His defeat, he said, was the result of “an effort to push out the strongest voice for full-spectrum constitutional, Christian conservatism” in Congress.

Mr. Feenstra, the preferred candidate of establishment Republicans seeking to oust Mr. King, easily outraised the incumbent, bringing in $925,800 to Mr. King’s $331,000. He won endorsements from the U.S. Chamber of Commerce and the National Right to Life Committee. And in an extraordinary rebuke of Mr. King by House colleagues, five Republican congressmen donated to Mr. Feenstra’s campaign.

Rather than attack Mr. King’s years of demeaning comments about immigrants — he once compared Dreamers to drug mules “with calves the size of cantaloupes” — Mr. Feenstra portrayed the congressman as powerless to help Iowans.

Credit...Charlie Neibergall/Associated Press

Mr. King, 71, claimed during the campaign that Representative Kevin McCarthy of California, the House Republican leader, had privately pledged to help him regain his committee assignments. But Mr. McCarthy denied having said any such thing, adding that if the Republican Steering Committee, which decides on committee roles, met again to weigh in on Mr. King, he would not win back his posts.

Even before facing Republican discipline in the House in January 2019 after the Times interview, Mr. King was in electoral trouble. He just barely won re-election in 2018 over Mr. Scholten, a former professional baseball player, by three percentage points — in a district Mr. Trump carried by nearly 30 points.

Just before the election, the head of the Republican House campaign arm, Representative Steve Stivers of Ohio, issued a highly unusual rebuke of Mr. King for his endorsement of the Toronto mayoral candidate, Faith Goldy, who has espoused white nationalism, and for comments seeming to embrace the “Great Replacement,” a far-right conspiracy theory. “We must stand up against white supremacy and hate in all forms, and I strongly condemn this behavior,” Mr. Stivers said at the time.

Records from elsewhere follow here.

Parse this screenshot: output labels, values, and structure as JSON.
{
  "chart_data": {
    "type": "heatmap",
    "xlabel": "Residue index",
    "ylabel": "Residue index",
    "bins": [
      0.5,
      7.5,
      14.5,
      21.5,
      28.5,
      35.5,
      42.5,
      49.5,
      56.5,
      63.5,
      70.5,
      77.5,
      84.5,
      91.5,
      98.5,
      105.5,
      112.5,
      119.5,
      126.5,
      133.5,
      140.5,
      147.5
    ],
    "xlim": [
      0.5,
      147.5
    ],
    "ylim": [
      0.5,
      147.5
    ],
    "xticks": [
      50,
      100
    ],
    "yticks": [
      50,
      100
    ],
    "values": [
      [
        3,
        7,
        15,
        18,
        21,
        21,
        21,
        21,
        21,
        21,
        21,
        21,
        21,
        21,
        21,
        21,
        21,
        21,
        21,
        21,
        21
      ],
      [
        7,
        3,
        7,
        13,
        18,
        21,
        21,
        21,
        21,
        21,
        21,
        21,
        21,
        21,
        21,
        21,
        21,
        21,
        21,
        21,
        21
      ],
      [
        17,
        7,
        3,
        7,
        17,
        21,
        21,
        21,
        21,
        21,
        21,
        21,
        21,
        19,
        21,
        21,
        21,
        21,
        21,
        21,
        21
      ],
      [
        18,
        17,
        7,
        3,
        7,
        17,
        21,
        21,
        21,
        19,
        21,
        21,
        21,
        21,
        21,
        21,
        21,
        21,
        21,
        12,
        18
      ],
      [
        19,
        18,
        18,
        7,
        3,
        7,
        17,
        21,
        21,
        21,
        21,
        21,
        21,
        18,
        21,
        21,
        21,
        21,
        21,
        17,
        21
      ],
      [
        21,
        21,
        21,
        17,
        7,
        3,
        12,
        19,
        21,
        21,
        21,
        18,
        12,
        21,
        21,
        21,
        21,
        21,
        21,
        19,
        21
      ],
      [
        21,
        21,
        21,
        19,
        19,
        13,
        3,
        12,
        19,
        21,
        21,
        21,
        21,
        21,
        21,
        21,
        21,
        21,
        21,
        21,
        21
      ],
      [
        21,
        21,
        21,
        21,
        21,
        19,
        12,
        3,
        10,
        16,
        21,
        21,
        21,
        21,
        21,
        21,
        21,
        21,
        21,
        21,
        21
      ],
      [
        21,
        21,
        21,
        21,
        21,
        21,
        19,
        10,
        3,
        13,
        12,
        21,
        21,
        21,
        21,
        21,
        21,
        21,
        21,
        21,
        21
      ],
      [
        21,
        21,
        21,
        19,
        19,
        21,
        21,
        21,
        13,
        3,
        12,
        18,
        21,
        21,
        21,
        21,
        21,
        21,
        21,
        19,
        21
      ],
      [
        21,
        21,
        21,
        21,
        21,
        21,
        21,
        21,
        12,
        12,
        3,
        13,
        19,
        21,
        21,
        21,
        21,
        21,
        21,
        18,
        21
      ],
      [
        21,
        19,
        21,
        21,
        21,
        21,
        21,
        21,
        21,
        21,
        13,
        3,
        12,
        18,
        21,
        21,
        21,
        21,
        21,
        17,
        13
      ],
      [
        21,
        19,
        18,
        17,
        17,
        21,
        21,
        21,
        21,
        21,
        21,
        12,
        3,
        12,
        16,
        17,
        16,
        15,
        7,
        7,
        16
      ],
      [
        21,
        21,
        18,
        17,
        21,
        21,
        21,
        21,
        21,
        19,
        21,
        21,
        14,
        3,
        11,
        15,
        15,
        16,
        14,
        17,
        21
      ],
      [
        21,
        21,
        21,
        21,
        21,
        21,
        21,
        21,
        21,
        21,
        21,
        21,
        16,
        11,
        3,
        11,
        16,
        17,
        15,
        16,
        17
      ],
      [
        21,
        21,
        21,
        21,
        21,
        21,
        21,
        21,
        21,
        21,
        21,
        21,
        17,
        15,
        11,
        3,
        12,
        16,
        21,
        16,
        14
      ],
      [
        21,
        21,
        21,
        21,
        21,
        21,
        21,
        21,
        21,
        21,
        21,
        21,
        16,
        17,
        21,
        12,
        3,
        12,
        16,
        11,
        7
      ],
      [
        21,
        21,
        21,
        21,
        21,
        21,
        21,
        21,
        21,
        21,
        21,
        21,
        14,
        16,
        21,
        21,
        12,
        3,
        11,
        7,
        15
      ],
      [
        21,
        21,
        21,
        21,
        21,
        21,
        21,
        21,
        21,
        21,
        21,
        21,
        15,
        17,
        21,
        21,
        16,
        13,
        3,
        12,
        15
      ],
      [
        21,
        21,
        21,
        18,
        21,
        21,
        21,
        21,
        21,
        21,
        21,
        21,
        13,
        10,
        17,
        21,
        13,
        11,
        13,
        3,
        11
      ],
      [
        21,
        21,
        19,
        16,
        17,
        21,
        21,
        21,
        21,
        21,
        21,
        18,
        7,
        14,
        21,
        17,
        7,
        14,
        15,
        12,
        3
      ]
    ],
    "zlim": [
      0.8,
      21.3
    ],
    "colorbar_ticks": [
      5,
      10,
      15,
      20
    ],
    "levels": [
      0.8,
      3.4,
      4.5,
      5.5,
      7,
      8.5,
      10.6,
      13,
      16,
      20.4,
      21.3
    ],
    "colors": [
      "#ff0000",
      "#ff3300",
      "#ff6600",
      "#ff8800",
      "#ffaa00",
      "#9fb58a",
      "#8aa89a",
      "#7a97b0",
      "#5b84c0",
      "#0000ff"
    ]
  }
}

A paradox of Mr. King’s career is that, in his anti-immigrant language and policies, he was years ahead of Mr. Trump, who won the presidency by stirring fears about nonwhite immigrants.

Well before Mr. Trump promised to build a wall on the southwest border, Mr. King, who founded an earth-moving company, stood on the House floor and showed off a model of a 12-foot border wall of his own design.

Soon after Mr. Trump took office, he invited Mr. King — who even then was snubbed by establishment Republicans like the former House speaker John A. Boehner — to the Oval Office. The president boasted to Mr. King of having supported him, and raised money for him during an Iowa visit in 2014, Mr. King told The Times.

In the past, Mr. King routinely won the backing of other Iowa Republicans, including Gov. Kim Reynolds, who named him a co-chair of her 2018 election campaign. He sought to be a kingmaker in presidential politics given Iowa’s early-voting role, and in 2015 he endorsed Senator Ted Cruz of Texas, who went on to win the state’s caucuses over Mr. Trump.

“For two decades Steve King has been something of the sun in the political universe around here,” Douglas Burns, an owner of newspapers in Mr. King’s district, said on Tuesday night. “I’ll still have to see the eclipse tomorrow to believe these results.”